Percebemos que os indicadores sobre a primeira relação sexual desses jovens têm acontecido cada vez mais cedo, desestabilizando normas culturais. No estudo citado anteriormente, contatamos que 50% dos jovens que em 2004 tinham entre 15 a 29 anos iniciaram sua vida sexual até os 15 anos. Os jovens do sexo masculino entre 15 a 29 anos, que tiveram a sua primeira relação sexual até os 13 anos, são mais que o dobro das jovens, registrando 22,3% e 9,1%, respectivamente. Para HEILBORN et al. (2006, p. 171): Esse acesso mais rápido à sexualidade ajuda a configurar um quadro de precocidade geral na trajetória do indivíduo, mais cedo e mais diretamente confrontado com as realidades da vida adulta.

Sobre a primeira relação sexual, temos que 56% dos jovens têm a sua primeira relação com o(a) namorado(a), o que sugere que a percepção que o mundo adulto tem sobre os jovens é muitas vezes “adultocêntrica”, centrada em uma visão equivocada sobre a maneira de agir e pensar das juventudes, como a de que os jovens tendem a promiscuidade, a ter diversos parceiros. Os dados mostram diferenças expressivas no comportamento sexual quanto à condição de sexo/ gênero. Geralmente a primeira relação sexual acontece com namorados(as) e amigos(as).

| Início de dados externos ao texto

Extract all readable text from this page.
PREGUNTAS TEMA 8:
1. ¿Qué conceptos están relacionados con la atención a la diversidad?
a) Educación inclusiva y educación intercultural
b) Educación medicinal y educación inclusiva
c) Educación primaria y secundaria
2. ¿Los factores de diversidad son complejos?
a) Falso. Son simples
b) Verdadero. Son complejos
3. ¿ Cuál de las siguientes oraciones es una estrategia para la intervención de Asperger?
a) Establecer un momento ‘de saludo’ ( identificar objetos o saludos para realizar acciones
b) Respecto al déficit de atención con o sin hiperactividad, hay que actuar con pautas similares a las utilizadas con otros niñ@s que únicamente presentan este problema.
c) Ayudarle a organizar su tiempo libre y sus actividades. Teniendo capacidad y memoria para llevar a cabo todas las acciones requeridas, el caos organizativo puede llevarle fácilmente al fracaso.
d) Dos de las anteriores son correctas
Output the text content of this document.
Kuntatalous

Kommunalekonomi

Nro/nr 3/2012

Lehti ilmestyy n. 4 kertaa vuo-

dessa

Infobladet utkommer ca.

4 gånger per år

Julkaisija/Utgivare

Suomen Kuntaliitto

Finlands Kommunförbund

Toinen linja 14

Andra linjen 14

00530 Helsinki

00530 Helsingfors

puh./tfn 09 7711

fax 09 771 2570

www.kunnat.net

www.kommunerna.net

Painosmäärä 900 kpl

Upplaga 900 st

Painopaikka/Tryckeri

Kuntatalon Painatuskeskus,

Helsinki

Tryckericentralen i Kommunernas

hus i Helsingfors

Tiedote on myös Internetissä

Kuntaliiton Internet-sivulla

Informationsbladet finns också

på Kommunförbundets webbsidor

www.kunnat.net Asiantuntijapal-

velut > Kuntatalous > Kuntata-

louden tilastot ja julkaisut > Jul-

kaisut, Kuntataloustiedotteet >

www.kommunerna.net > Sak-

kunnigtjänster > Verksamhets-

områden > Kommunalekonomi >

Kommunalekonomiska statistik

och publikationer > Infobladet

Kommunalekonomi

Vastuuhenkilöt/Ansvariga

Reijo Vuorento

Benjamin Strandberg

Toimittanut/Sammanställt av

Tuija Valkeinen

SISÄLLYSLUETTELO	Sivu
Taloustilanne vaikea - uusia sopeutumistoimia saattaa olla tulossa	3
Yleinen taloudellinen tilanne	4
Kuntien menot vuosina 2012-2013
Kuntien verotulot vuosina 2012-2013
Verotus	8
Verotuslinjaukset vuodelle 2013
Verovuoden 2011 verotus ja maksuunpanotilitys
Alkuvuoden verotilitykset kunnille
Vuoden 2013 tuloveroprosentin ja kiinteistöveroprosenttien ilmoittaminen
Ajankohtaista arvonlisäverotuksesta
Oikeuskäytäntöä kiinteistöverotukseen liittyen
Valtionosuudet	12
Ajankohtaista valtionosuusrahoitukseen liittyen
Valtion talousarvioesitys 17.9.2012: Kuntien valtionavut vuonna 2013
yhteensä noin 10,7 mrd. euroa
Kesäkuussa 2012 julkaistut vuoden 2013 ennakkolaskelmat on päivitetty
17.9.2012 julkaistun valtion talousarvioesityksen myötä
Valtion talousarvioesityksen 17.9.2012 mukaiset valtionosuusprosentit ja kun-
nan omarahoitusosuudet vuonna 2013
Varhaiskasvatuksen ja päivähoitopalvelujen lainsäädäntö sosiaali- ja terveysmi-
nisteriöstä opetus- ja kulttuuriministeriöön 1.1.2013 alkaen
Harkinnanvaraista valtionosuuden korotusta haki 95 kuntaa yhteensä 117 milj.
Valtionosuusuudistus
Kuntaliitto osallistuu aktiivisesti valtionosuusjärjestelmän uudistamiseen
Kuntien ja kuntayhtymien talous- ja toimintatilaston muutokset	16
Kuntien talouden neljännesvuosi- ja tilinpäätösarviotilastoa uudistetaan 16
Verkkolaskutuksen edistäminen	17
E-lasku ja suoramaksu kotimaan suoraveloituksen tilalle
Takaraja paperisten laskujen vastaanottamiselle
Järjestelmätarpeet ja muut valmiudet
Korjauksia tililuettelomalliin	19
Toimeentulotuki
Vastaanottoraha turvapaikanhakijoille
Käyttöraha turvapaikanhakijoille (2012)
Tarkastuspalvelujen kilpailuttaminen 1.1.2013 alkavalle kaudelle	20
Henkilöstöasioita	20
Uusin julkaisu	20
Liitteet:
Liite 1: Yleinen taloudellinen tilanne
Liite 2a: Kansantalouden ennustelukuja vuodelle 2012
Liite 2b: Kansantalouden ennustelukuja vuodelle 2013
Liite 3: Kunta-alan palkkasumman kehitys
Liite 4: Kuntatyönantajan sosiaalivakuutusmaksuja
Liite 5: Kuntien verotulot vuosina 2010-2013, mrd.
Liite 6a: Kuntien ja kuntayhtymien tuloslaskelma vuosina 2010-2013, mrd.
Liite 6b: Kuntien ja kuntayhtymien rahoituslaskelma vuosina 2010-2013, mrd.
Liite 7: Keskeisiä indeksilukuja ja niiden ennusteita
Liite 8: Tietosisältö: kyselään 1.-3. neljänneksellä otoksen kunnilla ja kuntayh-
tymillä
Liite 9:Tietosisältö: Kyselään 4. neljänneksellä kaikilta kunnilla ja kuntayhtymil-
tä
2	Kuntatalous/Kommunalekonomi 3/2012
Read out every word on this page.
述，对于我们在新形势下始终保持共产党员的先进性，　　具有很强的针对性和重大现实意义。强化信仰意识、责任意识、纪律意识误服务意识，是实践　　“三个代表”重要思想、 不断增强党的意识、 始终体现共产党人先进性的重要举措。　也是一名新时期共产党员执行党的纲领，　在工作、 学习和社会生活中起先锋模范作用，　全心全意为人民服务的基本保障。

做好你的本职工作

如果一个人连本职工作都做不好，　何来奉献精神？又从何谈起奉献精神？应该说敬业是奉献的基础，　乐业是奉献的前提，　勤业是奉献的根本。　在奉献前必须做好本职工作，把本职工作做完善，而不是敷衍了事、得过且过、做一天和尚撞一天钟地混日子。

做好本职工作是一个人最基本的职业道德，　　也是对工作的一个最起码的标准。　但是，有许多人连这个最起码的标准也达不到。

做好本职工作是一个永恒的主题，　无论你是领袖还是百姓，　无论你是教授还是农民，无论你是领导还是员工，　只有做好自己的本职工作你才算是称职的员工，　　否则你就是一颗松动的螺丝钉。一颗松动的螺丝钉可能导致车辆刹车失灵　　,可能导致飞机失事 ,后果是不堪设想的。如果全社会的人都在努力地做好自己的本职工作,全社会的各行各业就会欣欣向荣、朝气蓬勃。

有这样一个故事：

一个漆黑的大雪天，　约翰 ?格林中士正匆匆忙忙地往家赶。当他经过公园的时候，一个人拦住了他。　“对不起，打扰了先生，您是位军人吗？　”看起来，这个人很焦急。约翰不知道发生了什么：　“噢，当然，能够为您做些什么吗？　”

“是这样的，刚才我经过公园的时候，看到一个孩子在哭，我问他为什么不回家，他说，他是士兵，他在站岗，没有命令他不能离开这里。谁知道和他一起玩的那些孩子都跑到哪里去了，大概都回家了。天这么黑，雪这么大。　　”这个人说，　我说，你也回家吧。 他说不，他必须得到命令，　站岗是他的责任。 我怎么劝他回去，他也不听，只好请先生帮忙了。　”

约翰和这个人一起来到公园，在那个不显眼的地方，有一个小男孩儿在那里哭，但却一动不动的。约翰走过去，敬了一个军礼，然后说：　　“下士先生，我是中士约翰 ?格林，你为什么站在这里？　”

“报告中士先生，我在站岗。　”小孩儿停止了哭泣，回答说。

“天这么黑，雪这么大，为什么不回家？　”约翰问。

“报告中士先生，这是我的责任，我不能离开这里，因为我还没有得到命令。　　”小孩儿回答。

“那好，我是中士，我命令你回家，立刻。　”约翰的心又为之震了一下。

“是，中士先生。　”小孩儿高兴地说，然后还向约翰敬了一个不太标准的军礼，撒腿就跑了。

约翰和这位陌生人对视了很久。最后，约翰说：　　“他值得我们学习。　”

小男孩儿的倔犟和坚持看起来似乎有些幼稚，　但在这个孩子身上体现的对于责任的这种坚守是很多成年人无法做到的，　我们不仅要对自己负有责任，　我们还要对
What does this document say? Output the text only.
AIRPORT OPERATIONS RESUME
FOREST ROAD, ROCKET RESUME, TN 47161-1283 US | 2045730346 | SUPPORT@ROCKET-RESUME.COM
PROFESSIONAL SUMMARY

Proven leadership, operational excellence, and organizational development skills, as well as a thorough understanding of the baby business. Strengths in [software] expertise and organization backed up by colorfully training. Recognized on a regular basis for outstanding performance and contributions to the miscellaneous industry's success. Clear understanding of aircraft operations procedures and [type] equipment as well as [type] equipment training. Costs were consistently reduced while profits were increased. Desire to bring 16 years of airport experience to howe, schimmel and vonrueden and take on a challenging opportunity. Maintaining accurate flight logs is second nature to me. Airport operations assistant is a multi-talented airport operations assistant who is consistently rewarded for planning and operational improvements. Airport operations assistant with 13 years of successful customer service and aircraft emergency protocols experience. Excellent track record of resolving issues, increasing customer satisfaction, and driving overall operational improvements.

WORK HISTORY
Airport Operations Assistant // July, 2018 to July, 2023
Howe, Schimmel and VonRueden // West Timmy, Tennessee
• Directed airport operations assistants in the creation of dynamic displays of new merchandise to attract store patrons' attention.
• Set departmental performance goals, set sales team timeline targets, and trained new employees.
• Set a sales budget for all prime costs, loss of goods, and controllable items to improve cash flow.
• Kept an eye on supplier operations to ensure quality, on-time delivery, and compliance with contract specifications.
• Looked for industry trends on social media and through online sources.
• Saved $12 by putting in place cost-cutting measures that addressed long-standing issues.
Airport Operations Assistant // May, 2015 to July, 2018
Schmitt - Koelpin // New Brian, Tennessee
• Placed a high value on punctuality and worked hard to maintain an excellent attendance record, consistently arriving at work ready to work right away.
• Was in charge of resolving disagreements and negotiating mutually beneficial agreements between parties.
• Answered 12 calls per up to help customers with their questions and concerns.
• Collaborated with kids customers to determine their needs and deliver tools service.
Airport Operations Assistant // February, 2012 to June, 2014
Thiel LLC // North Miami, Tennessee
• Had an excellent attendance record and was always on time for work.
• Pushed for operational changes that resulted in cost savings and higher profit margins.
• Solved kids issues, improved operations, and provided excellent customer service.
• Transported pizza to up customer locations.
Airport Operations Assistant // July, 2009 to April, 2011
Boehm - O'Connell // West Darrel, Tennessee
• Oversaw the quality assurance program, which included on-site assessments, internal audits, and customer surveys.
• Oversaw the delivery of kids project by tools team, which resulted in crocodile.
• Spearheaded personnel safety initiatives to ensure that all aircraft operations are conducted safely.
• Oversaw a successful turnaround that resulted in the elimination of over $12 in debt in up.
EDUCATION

A categoria “namorado(a)” é indicada por 68,3% das mulheres e 45,1% dos homens, evidenciando que as adolescentes elegem os namorados como parceiros ideais para a primeira relação sexual. Já para o tipo de parceiro “amigo” na primeira relação sexual, os homens apresentam percentual elevado quando comparado com as mulheres, sendo de 38,8% (7.822 mil jovens) e 5,6% para as mulheres ou 1.013 mil. Na categoria esposo(a) observamos posições opostas, sendo que para o total de mulheres, corresponde a 24,1% (quase 4.344 mil) e 2,7% (535 mil) dos homens. Para as mulheres, percebemos que estas tiveram sua primeira relação sexual, principalmente, com namorados ou com marido, revelando o papel social previsto para a mulher na sociedade. A primeira relação sexual dos adolescentes brasileiros acontece, em ordem decrescente, com o(a) namorado(a), seguido do(a) amigo(a), esposo(a), garoto(a) de programa e desconhecido(a) e, por último, com algum parente, independente da variável analisada, ou seja, sexo, faixa etária, raça/cor auto-referida, grau de escolaridade ou situação socioeconômica. Considerando a intensidade da vida sexual por sexo na geração jovem, identificamos divisões sexuais nítidas quando observamos o número de parceiros. Para a resposta “um parceiro”, as adolescentes tendem a responder com percentagens significativamente maiores que os homens. Notemos ainda que a norma legal tende a considerar os(as) adolescentes (até 18 anos) relativamente incapazes quanto a seus atos e, pressupomos que relações sexuais nessa idade tendem a envolver violências e não determinação. No entanto, os dados apontam para iniciação sexual em idade tida como própria da infância, em particular no caso de adolescentes e não necessariamente envolvendo imposição.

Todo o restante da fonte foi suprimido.